In 1969, the Chinese and Soviet troops fought a short but bloody war near River Ussuri in China's northeast. Although ceasefire was declared after USSR's Premier Kosygin stopped by at Beijing and met with his counterpart, Chou en Lai, there was little love and trust left between the two communist powers. The US, as subsequent events proved, was the clear beneficiary of this rupture as it began to woo China in right earnest. The efforts of the US were helped by the views of Chinese leader Mao Ze Dong who believed that a relationship with Washington would provide security against the enemy at the doorstep (Soviet Union).

The growing mistrust between the USSR and China presented an opportunity to Henry Kissinger and President Richard Nixon to make a trip to Beijing and shake hands with Mao in 1972. It was a week that changed the world.

This relationship played a major role in limiting the arc of influence of communism in the world and led to the final collapse of Soviet Union. India was a casualty of this historic handshake for 30 long years, until Washington made a strategic shift a few years ago. It was important to recount the River Ussuri face-off between Soviet Union and China to lend perspective to the ties between Beijing and Washington, which run deep and are differently layered. It was this strategic shift by a pragmatic Chinese leadership that helped change the face of their country.

Its phenomenal rise would not have been possible without getting access to its West's technology and its markets. The relationship with US helped China to not only keep Soviet Union at bay, but also prevented regional players like India from realising their own potential.
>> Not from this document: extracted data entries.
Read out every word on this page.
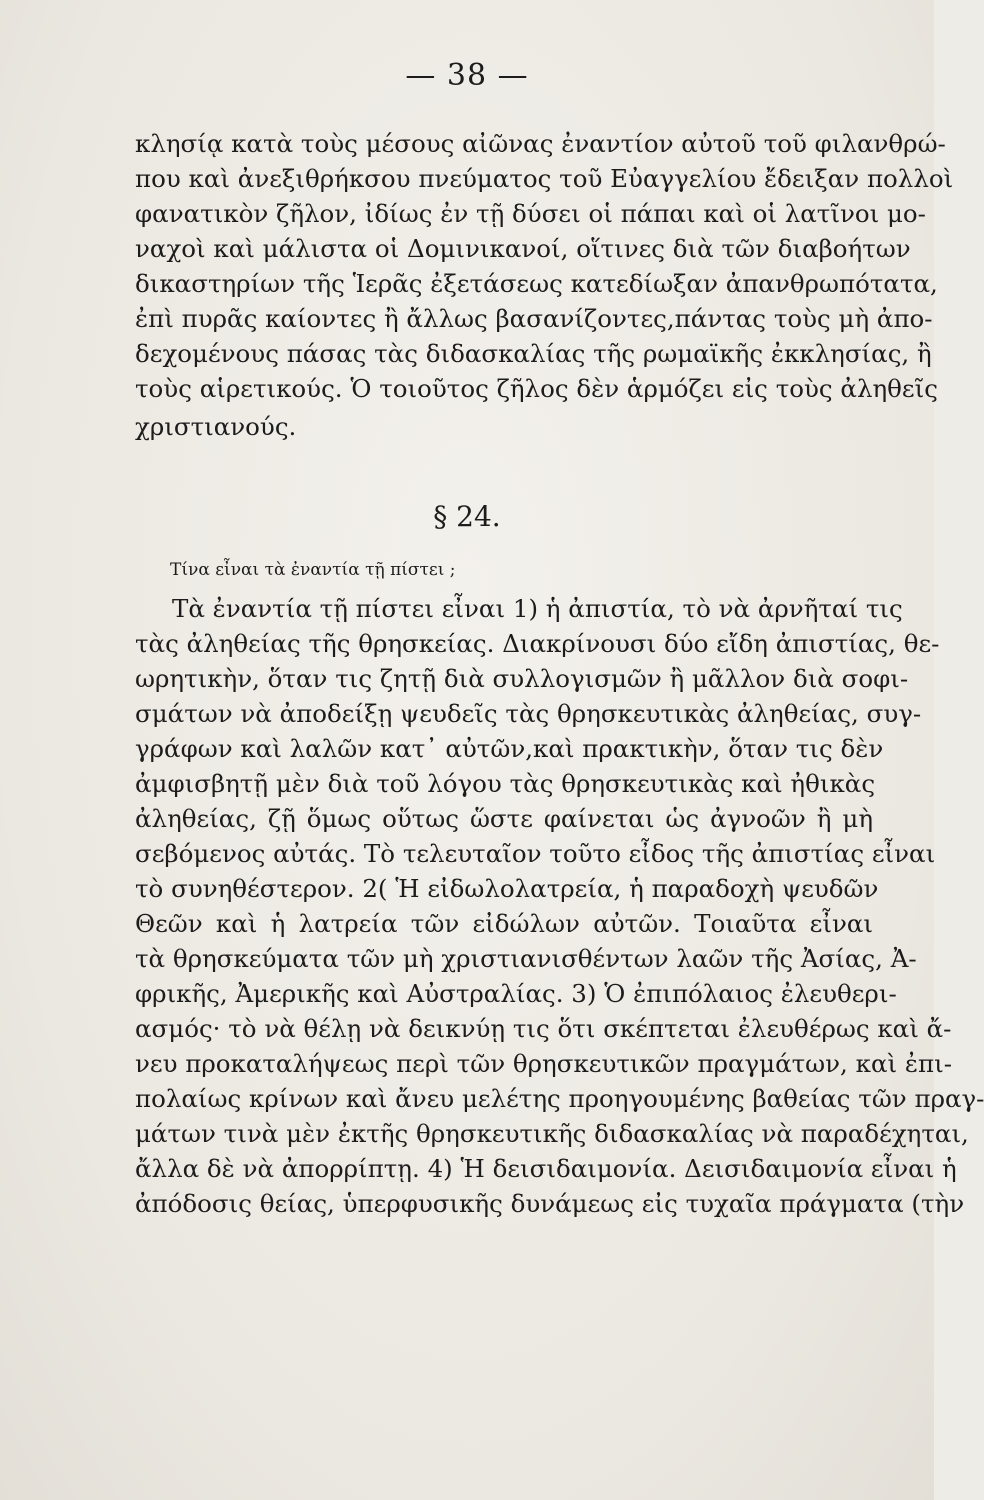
— 38 —
κλησίᾳ κατὰ τοὺς μέσους αἰῶνας ἐναντίον αὐτοῦ τοῦ φιλανθρώ-
που καὶ ἀνεξιθρήκσου πνεύματος τοῦ Εὐαγγελίου ἔδειξαν πολλοὶ
φανατικὸν ζῆλον, ἰδίως ἐν τῇ δύσει οἱ πάπαι καὶ οἱ λατῖνοι μο-
ναχοὶ καὶ μάλιστα οἱ Δομινικανοί, οἵτινες διὰ τῶν διαβοήτων
δικαστηρίων τῆς Ἱερᾶς ἐξετάσεως κατεδίωξαν ἀπανθρωπότατα,
ἐπὶ πυρᾶς καίοντες ἢ ἄλλως βασανίζοντες,πάντας τοὺς μὴ ἀπο-
δεχομένους πάσας τὰς διδασκαλίας τῆς ρωμαϊκῆς ἐκκλησίας, ἢ
τοὺς αἱρετικούς. Ὁ τοιοῦτος ζῆλος δὲν ἁρμόζει εἰς τοὺς ἀληθεῖς
χριστιανούς.
§ 24.
Τίνα εἶναι τὰ ἐναντία τῇ πίστει ;
Τὰ ἐναντία τῇ πίστει εἶναι 1) ἡ ἀπιστία, τὸ νὰ ἀρνῆταί τις
τὰς ἀληθείας τῆς θρησκείας. Διακρίνουσι δύο εἴδη ἀπιστίας, θε-
ωρητικὴν, ὅταν τις ζητῇ διὰ συλλογισμῶν ἢ μᾶλλον διὰ σοφι-
σμάτων νὰ ἀποδείξῃ ψευδεῖς τὰς θρησκευτικὰς ἀληθείας, συγ-
γράφων καὶ λαλῶν κατ᾽ αὐτῶν,καὶ πρακτικὴν, ὅταν τις δὲν
ἀμφισβητῇ μὲν διὰ τοῦ λόγου τὰς θρησκευτικὰς καὶ ἠθικὰς
ἀληθείας, ζῇ ὅμως οὕτως ὥστε φαίνεται ὡς ἀγνοῶν ἢ μὴ
σεβόμενος αὐτάς. Τὸ τελευταῖον τοῦτο εἶδος τῆς ἀπιστίας εἶναι
τὸ συνηθέστερον. 2( Ἡ εἰδωλολατρεία, ἡ παραδοχὴ ψευδῶν
Θεῶν καὶ ἡ λατρεία τῶν εἰδώλων αὐτῶν. Τοιαῦτα εἶναι
τὰ θρησκεύματα τῶν μὴ χριστιανισθέντων λαῶν τῆς Ἀσίας, Ἀ-
φρικῆς, Ἀμερικῆς καὶ Αὐστραλίας. 3) Ὁ ἐπιπόλαιος ἐλευθερι-
ασμός· τὸ νὰ θέλῃ νὰ δεικνύῃ τις ὅτι σκέπτεται ἐλευθέρως καὶ ἄ-
νευ προκαταλήψεως περὶ τῶν θρησκευτικῶν πραγμάτων, καὶ ἐπι-
πολαίως κρίνων καὶ ἄνευ μελέτης προηγουμένης βαθείας τῶν πραγ-
μάτων τινὰ μὲν ἐκτῆς θρησκευτικῆς διδασκαλίας νὰ παραδέχηται,
ἄλλα δὲ νὰ ἀπορρίπτῃ. 4) Ἡ δεισιδαιμονία. Δεισιδαιμονία εἶναι ἡ
ἀπόδοσις θείας, ὑπερφυσικῆς δυνάμεως εἰς τυχαῖα πράγματα (τὴν
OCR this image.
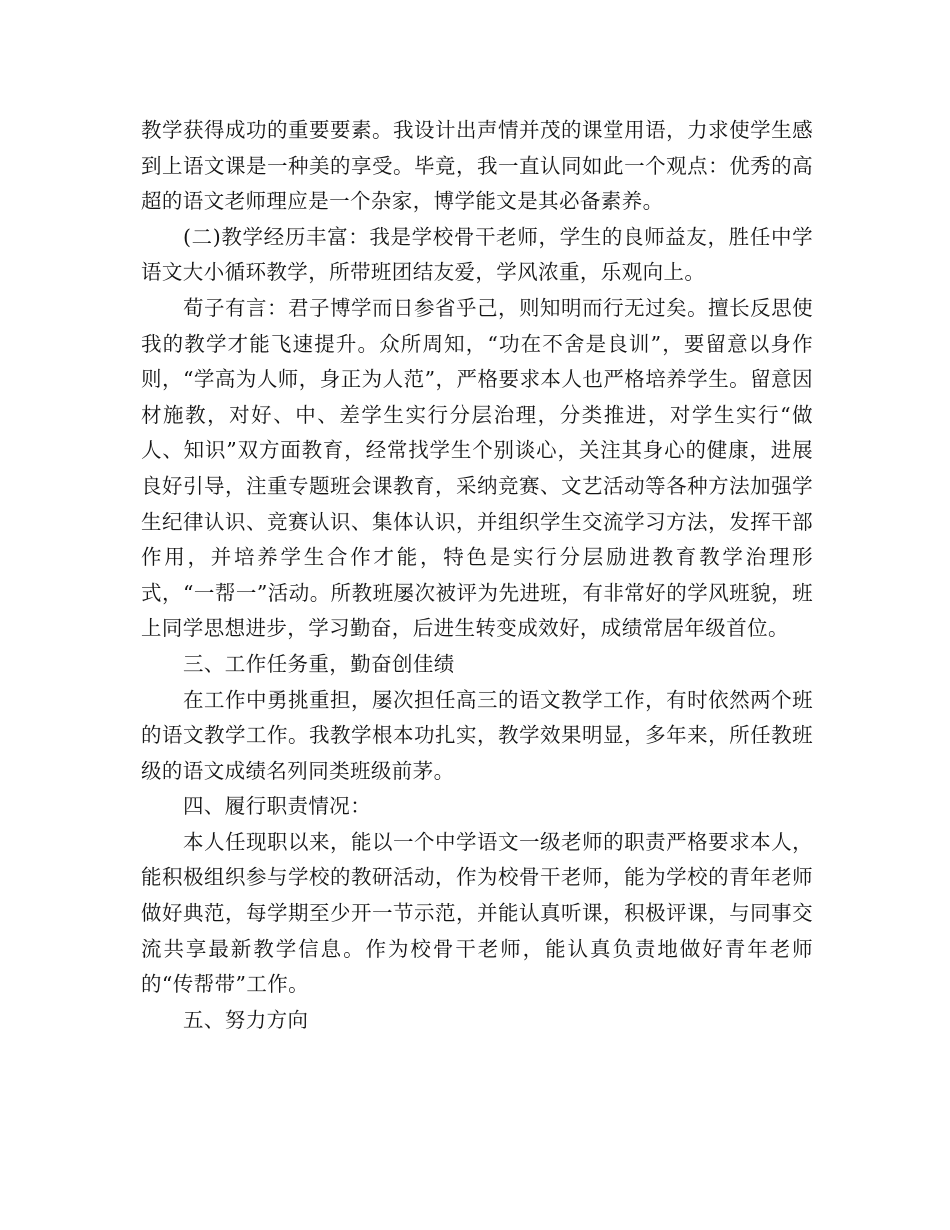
教学获得成功的重要要素。我设计出声情并茂的课堂用语，力求使学生感到上语文课是一种美的享受。毕竟，我一直认同如此一个观点：优秀的高超的语文老师理应是一个杂家，博学能文是其必备素养。

(二)教学经历丰富：我是学校骨干老师，学生的良师益友，胜任中学语文大小循环教学，所带班团结友爱，学风浓重，乐观向上。

荀子有言：君子博学而日参省乎己，则知明而行无过矣。擅长反思使我的教学才能飞速提升。众所周知，“功在不舍是良训”，要留意以身作则，“学高为人师，身正为人范”，严格要求本人也严格培养学生。留意因材施教，对好、中、差学生实行分层治理，分类推进，对学生实行“做人、知识”双方面教育，经常找学生个别谈心，关注其身心的健康，进展良好引导，注重专题班会课教育，采纳竞赛、文艺活动等各种方法加强学生纪律认识、竞赛认识、集体认识，并组织学生交流学习方法，发挥干部作用，并培养学生合作才能，特色是实行分层励进教育教学治理形式，“一帮一”活动。所教班屡次被评为先进班，有非常好的学风班貌，班上同学思想进步，学习勤奋，后进生转变成效好，成绩常居年级首位。

三、工作任务重，勤奋创佳绩

在工作中勇挑重担，屡次担任高三的语文教学工作，有时依然两个班的语文教学工作。我教学根本功扎实，教学效果明显，多年来，所任教班级的语文成绩名列同类班级前茅。

四、履行职责情况：

本人任现职以来，能以一个中学语文一级老师的职责严格要求本人，能积极组织参与学校的教研活动，作为校骨干老师，能为学校的青年老师做好典范，每学期至少开一节示范，并能认真听课，积极评课，与同事交流共享最新教学信息。作为校骨干老师，能认真负责地做好青年老师的“传帮带”工作。

五、努力方向
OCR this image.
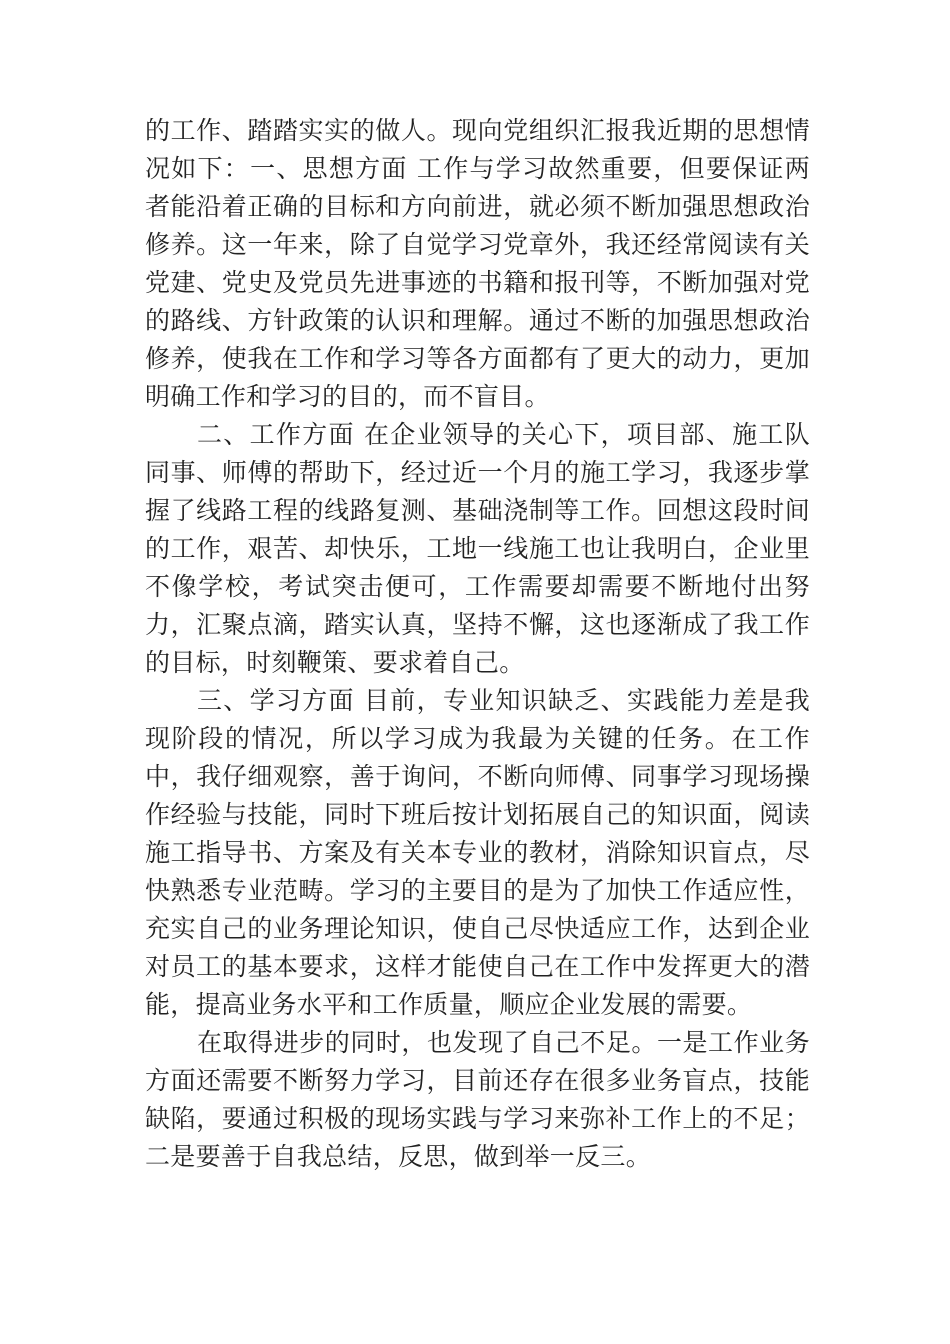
的工作、踏踏实实的做人。现向党组织汇报我近期的思想情况如下：一、思想方面 工作与学习故然重要，但要保证两者能沿着正确的目标和方向前进，就必须不断加强思想政治修养。这一年来，除了自觉学习党章外，我还经常阅读有关党建、党史及党员先进事迹的书籍和报刊等，不断加强对党的路线、方针政策的认识和理解。通过不断的加强思想政治修养，使我在工作和学习等各方面都有了更大的动力，更加明确工作和学习的目的，而不盲目。

二、工作方面 在企业领导的关心下，项目部、施工队同事、师傅的帮助下，经过近一个月的施工学习，我逐步掌握了线路工程的线路复测、基础浇制等工作。回想这段时间的工作，艰苦、却快乐，工地一线施工也让我明白，企业里不像学校，考试突击便可，工作需要却需要不断地付出努力，汇聚点滴，踏实认真，坚持不懈，这也逐渐成了我工作的目标，时刻鞭策、要求着自己。

三、学习方面 目前，专业知识缺乏、实践能力差是我现阶段的情况，所以学习成为我最为关键的任务。在工作中，我仔细观察，善于询问，不断向师傅、同事学习现场操作经验与技能，同时下班后按计划拓展自己的知识面，阅读施工指导书、方案及有关本专业的教材，消除知识盲点，尽快熟悉专业范畴。学习的主要目的是为了加快工作适应性，充实自己的业务理论知识，使自己尽快适应工作，达到企业对员工的基本要求，这样才能使自己在工作中发挥更大的潜能，提高业务水平和工作质量，顺应企业发展的需要。

在取得进步的同时，也发现了自己不足。一是工作业务方面还需要不断努力学习，目前还存在很多业务盲点，技能缺陷，要通过积极的现场实践与学习来弥补工作上的不足；二是要善于自我总结，反思，做到举一反三。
Washington began to woo the Chinese long before the Ussuri face-off. They allowed the communist State to go nuclear so that they could stand up to the Soviets. After Chinese tested the bomb, they put a freeze on any other country trying to get into the exclusive club thereby denying India to go nuclear. There is plenty of evidence to show that India was peeved at the way Chinese nuclear ambitions were accommodated by Washington spoiling the balance of power in Asia. India had real concerns as they were invaded by the Chinese in 1962 in which they were forced to cede large tracts of land in Aksai Chin.

According to George Perkovich, “From late 1964 through 1967— Indian officials vaguely and ambivalently sought security guarantees, first from the West and then through the United Nations, to protect against possible Chinese nuclear threats. Washington, London and Moscow were unreceptive.” Later, when Indira Gandhi decided to test the 'nuclear device' at Pokhran in 1974 it was an attempt to tell the 'United States, China and the Soviet Union that they could not impinge on India's autonomy'.